In 2011, Lieutenant Governor McConnell took part in an "Old South Ball" attended both by Charleston nabobs and hard-core neo-Confederates. So tied to Lost Cause ideology was this commemorative event that the local NAACP staged a protest. In this context he had a now infamous picture taken with two African-Americans in which he portrays a tableau of the Confederate colonel surrounded by faithful slaves. Not only did he not apologize for this, he accused his critics of an effort to "sanitize history."

Recently, Jim Demint, South Carolina's Tea Party senator, made a bizarre and convoluted argument that essentially denied that the Federal government had much to do with the end of slavery. Instead, he described it as brought about by a sort of spiritual conversion of the American people and the religious scruples of the irreligious Abraham Lincoln.
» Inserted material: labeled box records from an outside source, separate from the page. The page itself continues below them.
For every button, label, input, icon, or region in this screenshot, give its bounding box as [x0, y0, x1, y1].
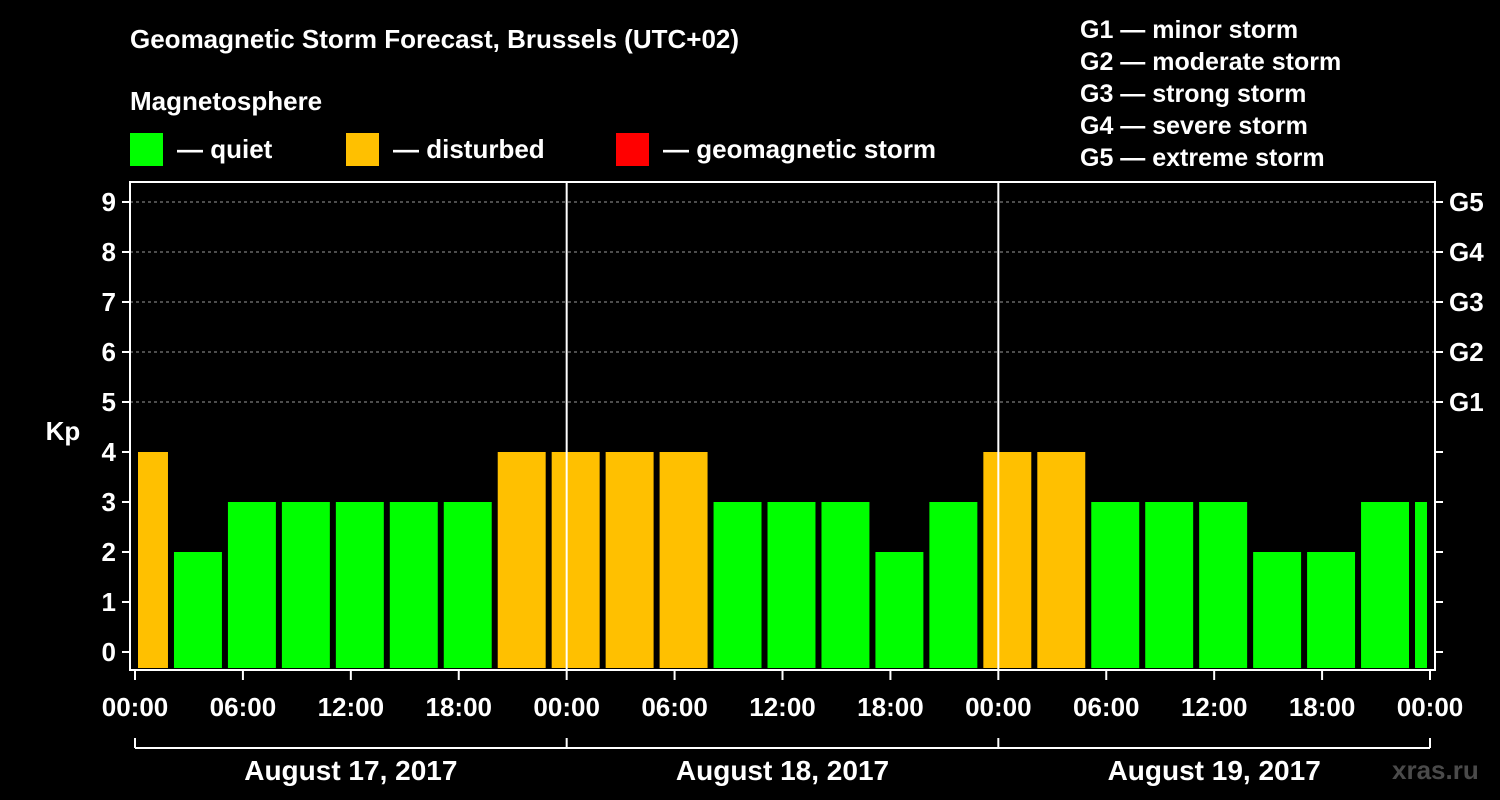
y-tick-label: 4 — [102, 437, 117, 467]
y-tick-label: 9 — [102, 187, 116, 217]
kp-bar-22 — [1307, 552, 1356, 668]
legend-label-storm: — geomagnetic storm — [663, 133, 937, 164]
y-tick-label: 1 — [102, 587, 116, 617]
x-tick-label: 06:00 — [1073, 692, 1140, 722]
kp-bar-18 — [1091, 502, 1140, 668]
kp-bar-16 — [983, 452, 1032, 668]
x-tick-label: 00:00 — [533, 692, 600, 722]
kp-bar-0 — [138, 452, 168, 668]
y-tick-label: 6 — [102, 337, 116, 367]
x-tick-label: 12:00 — [318, 692, 385, 722]
y-tick-label: 2 — [102, 537, 116, 567]
x-tick-label: 12:00 — [1181, 692, 1248, 722]
g-scale-item-g2: G2 — moderate storm — [1080, 48, 1342, 76]
x-tick-label: 18:00 — [857, 692, 924, 722]
kp-bar-23 — [1361, 502, 1410, 668]
g-tick-label: G4 — [1449, 237, 1484, 267]
red-swatch — [616, 132, 649, 166]
kp-bar-13 — [821, 502, 870, 668]
x-tick-label: 12:00 — [749, 692, 816, 722]
y-tick-label: 8 — [102, 237, 116, 267]
y-tick-label: 5 — [102, 387, 116, 417]
watermark: xras.ru — [1392, 755, 1479, 785]
kp-bar-3 — [281, 502, 330, 668]
kp-bar-21 — [1253, 552, 1302, 668]
g-scale-item-g4: G4 — severe storm — [1080, 112, 1308, 140]
kp-bar-6 — [443, 502, 492, 668]
legend-item-disturbed: — disturbed — [346, 132, 545, 166]
green-swatch — [130, 132, 163, 166]
date-label: August 17, 2017 — [244, 755, 457, 786]
kp-bar-1 — [173, 552, 222, 668]
kp-bar-10 — [659, 452, 708, 668]
y-tick-label: 3 — [102, 487, 116, 517]
legend-label-disturbed: — disturbed — [393, 133, 545, 164]
kp-bar-17 — [1037, 452, 1086, 668]
kp-bar-20 — [1199, 502, 1248, 668]
orange-swatch — [346, 132, 379, 166]
legend-heading: Magnetosphere — [130, 86, 323, 116]
y-tick-label: 0 — [102, 637, 116, 667]
kp-bar-19 — [1145, 502, 1194, 668]
x-tick-label: 06:00 — [641, 692, 708, 722]
legend-item-quiet: — quiet — [130, 132, 272, 166]
g-scale-item-g5: G5 — extreme storm — [1080, 144, 1325, 172]
y-axis-label: Kp — [46, 416, 81, 446]
g-scale-legend: G1 — minor storm G2 — moderate storm G3 … — [1080, 14, 1341, 174]
y-tick-label: 7 — [102, 287, 116, 317]
x-tick-label: 18:00 — [1289, 692, 1356, 722]
kp-bar-14 — [875, 552, 924, 668]
kp-bar-2 — [227, 502, 276, 668]
g-tick-label: G1 — [1449, 387, 1484, 417]
x-tick-label: 18:00 — [426, 692, 493, 722]
legend-item-storm: — geomagnetic storm — [616, 132, 936, 166]
date-label: August 19, 2017 — [1108, 755, 1321, 786]
g-scale-item-g3: G3 — strong storm — [1080, 80, 1307, 108]
x-tick-label: 00:00 — [965, 692, 1032, 722]
legend-label-quiet: — quiet — [177, 133, 273, 164]
kp-bar-15 — [929, 502, 978, 668]
kp-bar-7 — [497, 452, 546, 668]
kp-bar-4 — [335, 502, 384, 668]
kp-bar-8 — [551, 452, 600, 668]
kp-bar-12 — [767, 502, 816, 668]
g-tick-label: G3 — [1449, 287, 1484, 317]
kp-bar-11 — [713, 502, 762, 668]
g-scale-item-g1: G1 — minor storm — [1080, 16, 1299, 44]
x-tick-label: 00:00 — [102, 692, 169, 722]
date-label: August 18, 2017 — [676, 755, 889, 786]
kp-bar-5 — [389, 502, 438, 668]
chart-title: Geomagnetic Storm Forecast, Brussels (UT… — [130, 24, 740, 54]
kp-bar-9 — [605, 452, 654, 668]
x-tick-label: 00:00 — [1397, 692, 1464, 722]
kp-bar-24 — [1415, 502, 1427, 668]
x-tick-label: 06:00 — [210, 692, 277, 722]
g-tick-label: G5 — [1449, 187, 1484, 217]
g-tick-label: G2 — [1449, 337, 1484, 367]
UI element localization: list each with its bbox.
His argument for small government dovetails with the Tea Party's' desire to create a useable past for themselves, including the idea that the Founders are above criticism -- even in their defenses of slavery and the creation of a Constitution that embedded slavery in the American experience.

This is part of a larger strategy among the extreme right to rewrite history. The Texas textbook wars offer another example, as does the wide-ranging influence of David Barton, a "historian" who holds no earned advanced degree in history and whose work on behalf of Tea Party candidates has given his poorly researched works a significant audience.

It's a crucial moment in the history of my academic community. It's also a crucial moment in the history of how the United States understands its own history. At the end of the day, Glenn McConnell is a sort of pre-Raphaelite antiquarian who uses the Confederacy to escape the harsh brutalities of history. Rep. Smith is a moral idiot who needs to stir his base for an election year. But they both represent a much more dire threat, the one embodied in Orwell's famous quote that "He who controls the past controls the future."

The rest of that quote is often left out; "And he who controls the present controls the past." This is why our struggle here at the College of Charleston, and throughout the nation, is about more than warring symbolisms and whether politicians should go about in Confederate drag. It's about whether history will be used to legitimize the racial and class inequities that scar, not only the South, but also the entire nation.

A wonderful piece by Ethan J. Kytle on History News Network suggested that McConnell might consider "heading over to Maybank Hall [our department of History is housed there] to take a history course or two" next fall. As Associate Chair of the Department of History, I hope he does. He will find the door to my office and my classroom always open. He will also discover the thoroughly unsanitized version of the American experience, that he claims to seek. A version that America desperately needs in order to understand our growing social inequalities that someone, somewhere, is working right now to explain away with a version of our history that keeps power in the hands of those who already have too much.